For Sum to be an integer in this last equation, A + B + C must be evenly divisible by 3. This allows for only four possibilities for A + B + C – it is either 6, 9, 12, or 15, and the corresponding values for Sum are 9, 10, 11, or 12.
The four solutions given here have Sum values of 9, 10, 11, and 12. As we shall see, these are all of the solutions!
To save some work, note that if we take one solution and subtract all the entries from 7, we get another solution. Also, note that the new solution will have a Sum value which is 21 – (old Sum). Hence, the solutions for Sum values 9 and 10 give us the solutions for Sum values 11 and 12.

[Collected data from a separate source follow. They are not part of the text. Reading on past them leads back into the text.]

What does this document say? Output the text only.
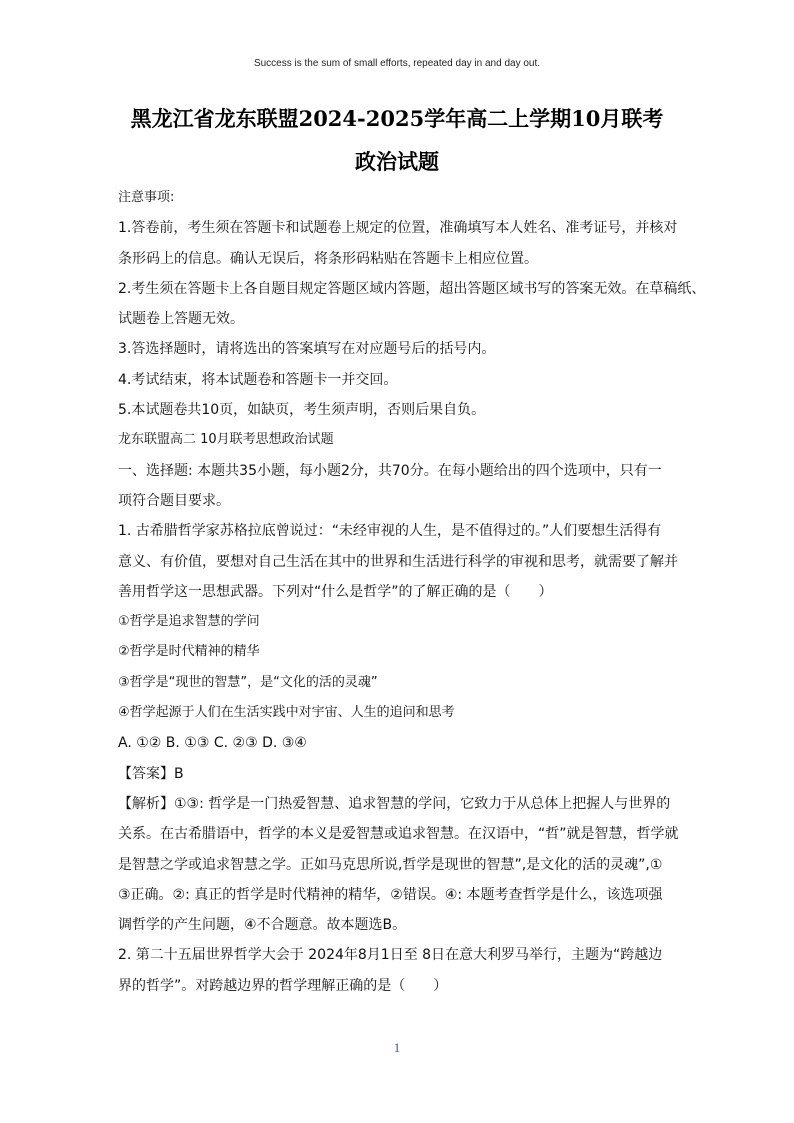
Success is the sum of small efforts, repeated day in and day out.
黑龙江省龙东联盟2024-2025学年高二上学期10月联考
政治试题
注意事项:
1.答卷前，考生须在答题卡和试题卷上规定的位置，准确填写本人姓名、准考证号，并核对
条形码上的信息。确认无误后，将条形码粘贴在答题卡上相应位置。
2.考生须在答题卡上各自题目规定答题区域内答题，超出答题区域书写的答案无效。在草稿纸、
试题卷上答题无效。
3.答选择题时，请将选出的答案填写在对应题号后的括号内。
4.考试结束，将本试题卷和答题卡一并交回。
5.本试题卷共10页，如缺页，考生须声明，否则后果自负。
龙东联盟高二 10月联考思想政治试题
一、选择题: 本题共35小题，每小题2分，共70分。在每小题给出的四个选项中，只有一
项符合题目要求。
1. 古希腊哲学家苏格拉底曾说过：“未经审视的人生，是不值得过的。”人们要想生活得有
意义、有价值，要想对自己生活在其中的世界和生活进行科学的审视和思考，就需要了解并
善用哲学这一思想武器。下列对“什么是哲学”的了解正确的是（　　）
①哲学是追求智慧的学问
②哲学是时代精神的精华
③哲学是“现世的智慧”，是“文化的活的灵魂”
④哲学起源于人们在生活实践中对宇宙、人生的追问和思考
A. ①② B. ①③ C. ②③ D. ③④
【答案】B
【解析】①③: 哲学是一门热爱智慧、追求智慧的学问，它致力于从总体上把握人与世界的
关系。在古希腊语中，哲学的本义是爱智慧或追求智慧。在汉语中，“哲”就是智慧，哲学就
是智慧之学或追求智慧之学。正如马克思所说,哲学是现世的智慧”,是文化的活的灵魂”,①
③正确。②: 真正的哲学是时代精神的精华，②错误。④: 本题考查哲学是什么，该选项强
调哲学的产生问题，④不合题意。故本题选B。
2. 第二十五届世界哲学大会于 2024年8月1日至 8日在意大利罗马举行，主题为“跨越边
界的哲学”。对跨越边界的哲学理解正确的是（　　）
1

If A + B + C = 6, then A, B, and C are 1, 2, and 3, and Sum = 9. That is the upper left solution.
If A + B + C = 9, then Sum = 10 and (A, B, C) is (1, 2, 6), (1, 3, 5), or (2, 3, 4). If you check it, (1, 2, 6) and (2, 3, 4) are impossible. This leaves the upper right solution as the only Sum = 10 solution.
If you compare “Equal Sums – 2” with “Magic Triangles – 1,” you will see that they are the same puzzle!